Including the inflows from new investors (which were added, on paper, to Madoff’s principal even though he was actually using the money to pay off existing investors) to the $3 billion Madoff was supposedly reinvesting, the capital value of the Madoff scheme would have risen by the full $5 billion in 2008, even with zero increase in actual value ($2.1bn in from new investors, $2.1bn out for expenses and payouts, $3bn of fictitious returns). It is also worth noting that Madoff’s reported earnings attributable to investors would have been subject to taxes by their recipients.



Of course these are the figures at the end of the scheme. During all of the previous years, a similar type of operation was occurring, with some of the money being paid out and actually used for real purposes by Madoff’s clientele, and with an important part of the capital growing fictitiously. So in trying to guess where the money went, one might hazard the fairly arbitrary guess that a significant part (perhaps 65 percent) never went anywhere! It represented earnings on capital, reinvested, that never actually existed. It was as if the original money of investors had not been invested but spent, but nevertheless the original sum was kept on the books and a 10 percent return kept being added to it.[2] (Note that if you were to invest $100,000 and earn a 10 percent return that you reinvested every year, you would have roughly $260,000 accumulated at the end of 10 years). So one can easily imagine that if many investors had left their money in the investment scheme for many years, quite a significant fraction of the amount they supposedly held would have simply been the result of smoke and mirrors.

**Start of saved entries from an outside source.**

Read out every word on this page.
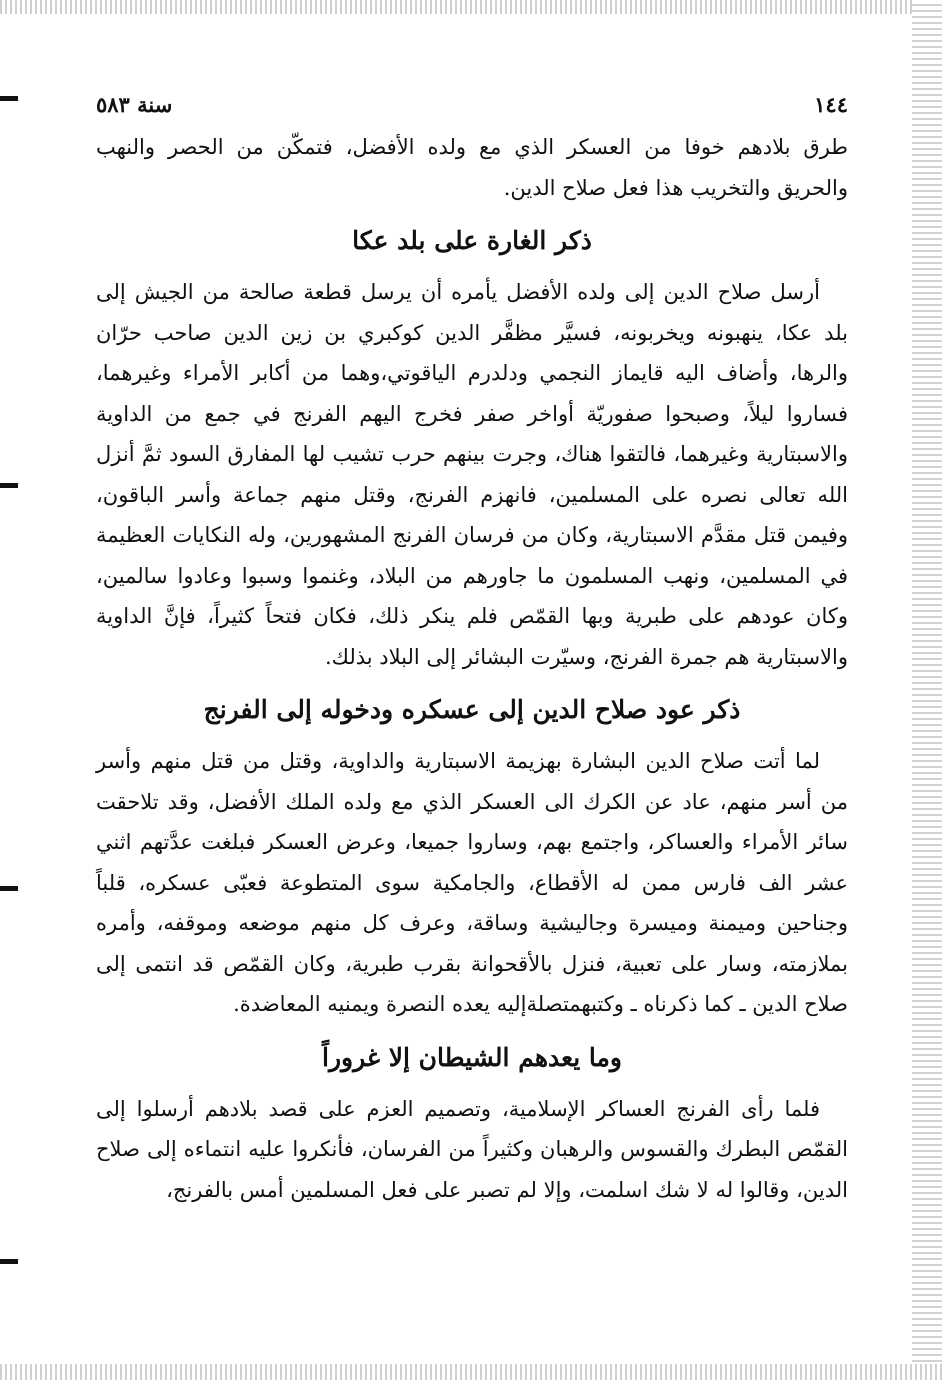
١٤٤
سنة ٥٨٣

طرق بلادهم خوفا من العسكر الذي مع ولده الأفضل، فتمكّن من الحصر والنهب والحريق والتخريب هذا فعل صلاح الدين.

ذكر الغارة على بلد عكا

أرسل صلاح الدين إلى ولده الأفضل يأمره أن يرسل قطعة صالحة من الجيش إلى بلد عكا، ينهبونه ويخربونه، فسيَّر مظفَّر الدين كوكبري بن زين الدين صاحب حرّان والرها، وأضاف اليه قايماز النجمي ودلدرم الياقوتي،وهما من أكابر الأمراء وغيرهما، فساروا ليلاً، وصبحوا صفوريّة أواخر صفر فخرج اليهم الفرنج في جمع من الداوية والاسبتارية وغيرهما، فالتقوا هناك، وجرت بينهم حرب تشيب لها المفارق السود ثمَّ أنزل الله تعالى نصره على المسلمين، فانهزم الفرنج، وقتل منهم جماعة وأسر الباقون، وفيمن قتل مقدَّم الاسبتارية، وكان من فرسان الفرنج المشهورين، وله النكايات العظيمة في المسلمين، ونهب المسلمون ما جاورهم من البلاد، وغنموا وسبوا وعادوا سالمين، وكان عودهم على طبرية وبها القمّص فلم ينكر ذلك، فكان فتحاً كثيراً، فإنَّ الداوية والاسبتارية هم جمرة الفرنج، وسيّرت البشائر إلى البلاد بذلك.

ذكر عود صلاح الدين إلى عسكره ودخوله إلى الفرنج

لما أتت صلاح الدين البشارة بهزيمة الاسبتارية والداوية، وقتل من قتل منهم وأسر من أسر منهم، عاد عن الكرك الى العسكر الذي مع ولده الملك الأفضل، وقد تلاحقت سائر الأمراء والعساكر، واجتمع بهم، وساروا جميعا، وعرض العسكر فبلغت عدَّتهم اثني عشر الف فارس ممن له الأقطاع، والجامكية سوى المتطوعة فعبّى عسكره، قلباً وجناحين وميمنة وميسرة وجاليشية وساقة، وعرف كل منهم موضعه وموقفه، وأمره بملازمته، وسار على تعبية، فنزل بالأقحوانة بقرب طبرية، وكان القمّص قد انتمى إلى صلاح الدين ـ كما ذكرناه ـ وكتبهمتصلةإليه يعده النصرة ويمنيه المعاضدة.

وما يعدهم الشيطان إلا غروراً

فلما رأى الفرنج العساكر الإسلامية، وتصميم العزم على قصد بلادهم أرسلوا إلى القمّص البطرك والقسوس والرهبان وكثيراً من الفرسان، فأنكروا عليه انتماءه إلى صلاح الدين، وقالوا له لا شك اسلمت، وإلا لم تصبر على فعل المسلمين أمس بالفرنج،
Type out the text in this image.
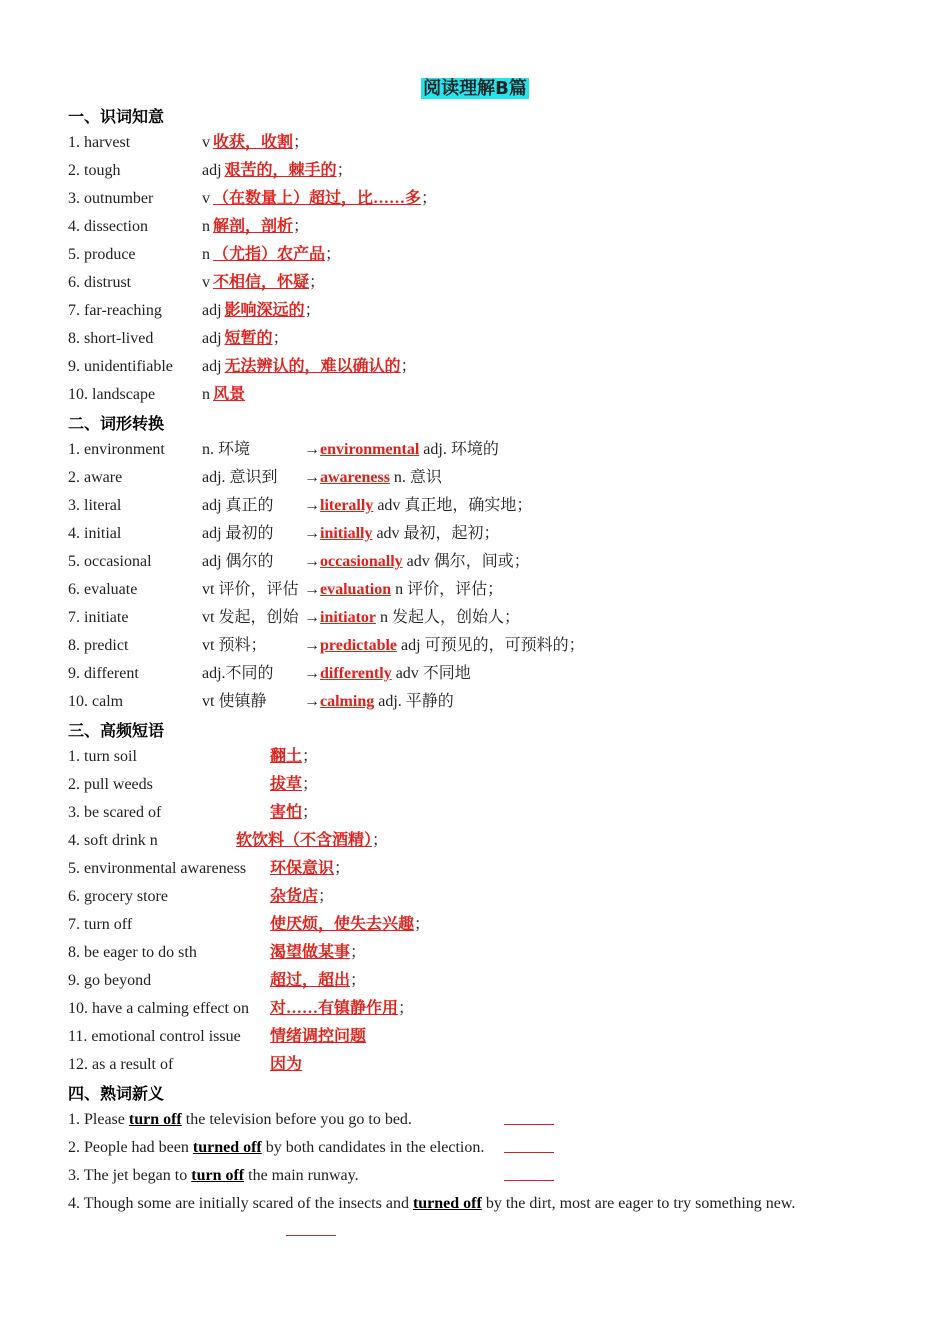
阅读理解B篇
一、识词知意
1. harvest	v 收获，收割；
2. tough	adj 艰苦的，棘手的；
3. outnumber	v （在数量上）超过，比……多；
4. dissection	n 解剖，剖析；
5. produce	n （尤指）农产品；
6. distrust	v 不相信，怀疑；
7. far-reaching	adj 影响深远的；
8. short-lived	adj 短暂的；
9. unidentifiable adj 无法辨认的，难以确认的；
10. landscape	n 风景
二、词形转换
1. environment n. 环境	→ environmental adj. 环境的
2. aware	adj. 意识到 → awareness n. 意识
3. literal	adj 真正的 → literally adv 真正地，确实地；
4. initial	adj 最初的 → initially adv 最初，起初；
5. occasional	adj 偶尔的 → occasionally adv 偶尔，间或；
6. evaluate	vt 评价，评估 → evaluation n 评价，评估；
7. initiate	vt 发起，创始 → initiator n 发起人，创始人；
8. predict	vt 预料； → predictable adj 可预见的，可预料的；
9. different	adj.不同的 → differently adv 不同地
10. calm	vt 使镇静 → calming adj. 平静的
三、高频短语
1. turn soil	翻土；
2. pull weeds	拔草；
3. be scared of	害怕；
4. soft drink n	软饮料（不含酒精）；
5. environmental awareness 环保意识；
6. grocery store	杂货店；
7. turn off	使厌烦，使失去兴趣；
8. be eager to do sth	渴望做某事；
9. go beyond	超过，超出；
10. have a calming effect on 对……有镇静作用；
11. emotional control issue 情绪调控问题
12. as a result of	因为
四、熟词新义
1. Please turn off the television before you go to bed.
2. People had been turned off by both candidates in the election.
3. The jet began to turn off the main runway.
4. Though some are initially scared of the insects and turned off by the dirt, most are eager to try something new.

Another significant sum, let us say roughly 30-35 percent, was actually was paid out and used by legitimate people for presumably legitimate purposes. A small share, probably 1 percent, was earned as fees by the feeder funds that took a 1.5 percent management fee on the amounts that they channeled to the Madoff funds. Madoff and his enterprise probably skimmed off about 1-2 percent of the total over the years. As is inevitable with Ponzi schemes, those who invested late in the game were probably the largest losers, never having had the opportunity to avail themselves of the income that Madoff so regularly paid out.



And how does the fiscal deficit enter in? Well, as I noted above, for each $1000 reportedly earned by Madoff for his clientele, at least $150 was presumably paid to the Federal government in taxes (assuming all of it was declared as dividends and subject to the 15 percent tax rate on dividends). However, in many cases, even more was probably paid, since some earnings would have been declared as interest and taxed at the recipient’s marginal tax rate. Most likely, the Federal government received, on average, about 20 percent of Madoff’s fictitious reported earnings for his clients. So most likely, if roughly $47-50 billion was “earned” over the time frame of the Madoff scheme, and this was all declared as taxable income, the Federal Government was probably the beneficiary of about $10 billion. So one could say that this was Madoff’s implicit contribution to preventing the Federal deficit from being even higher over the period. Of course, now that the losses are revealed, it is likely that many of the losers will now be able to write off some of their losses, recouping some of their previous payments in lower tax liabilities in 2008 and 2009, and thus adding to the already high fiscal deficit!



None of this is very pretty as we begin the holiday season.


[1] Most likely, during some years of the operation, Madoff did have liquid reserves which he invested and actually earned some income from; in this last year, one might imagine that capital withdrawals exhausted these reserves and that he was frantically seeking new inflows to cover withdrawals as well as his normal payout to investors at the time the operation collapsed.

[2] One should also note that from the perspective of these investors, the real loss in return is what they would have earned if they had invested in legitimate securities, with the rest of the loss wholly fictional, representing an unreal, above-market return.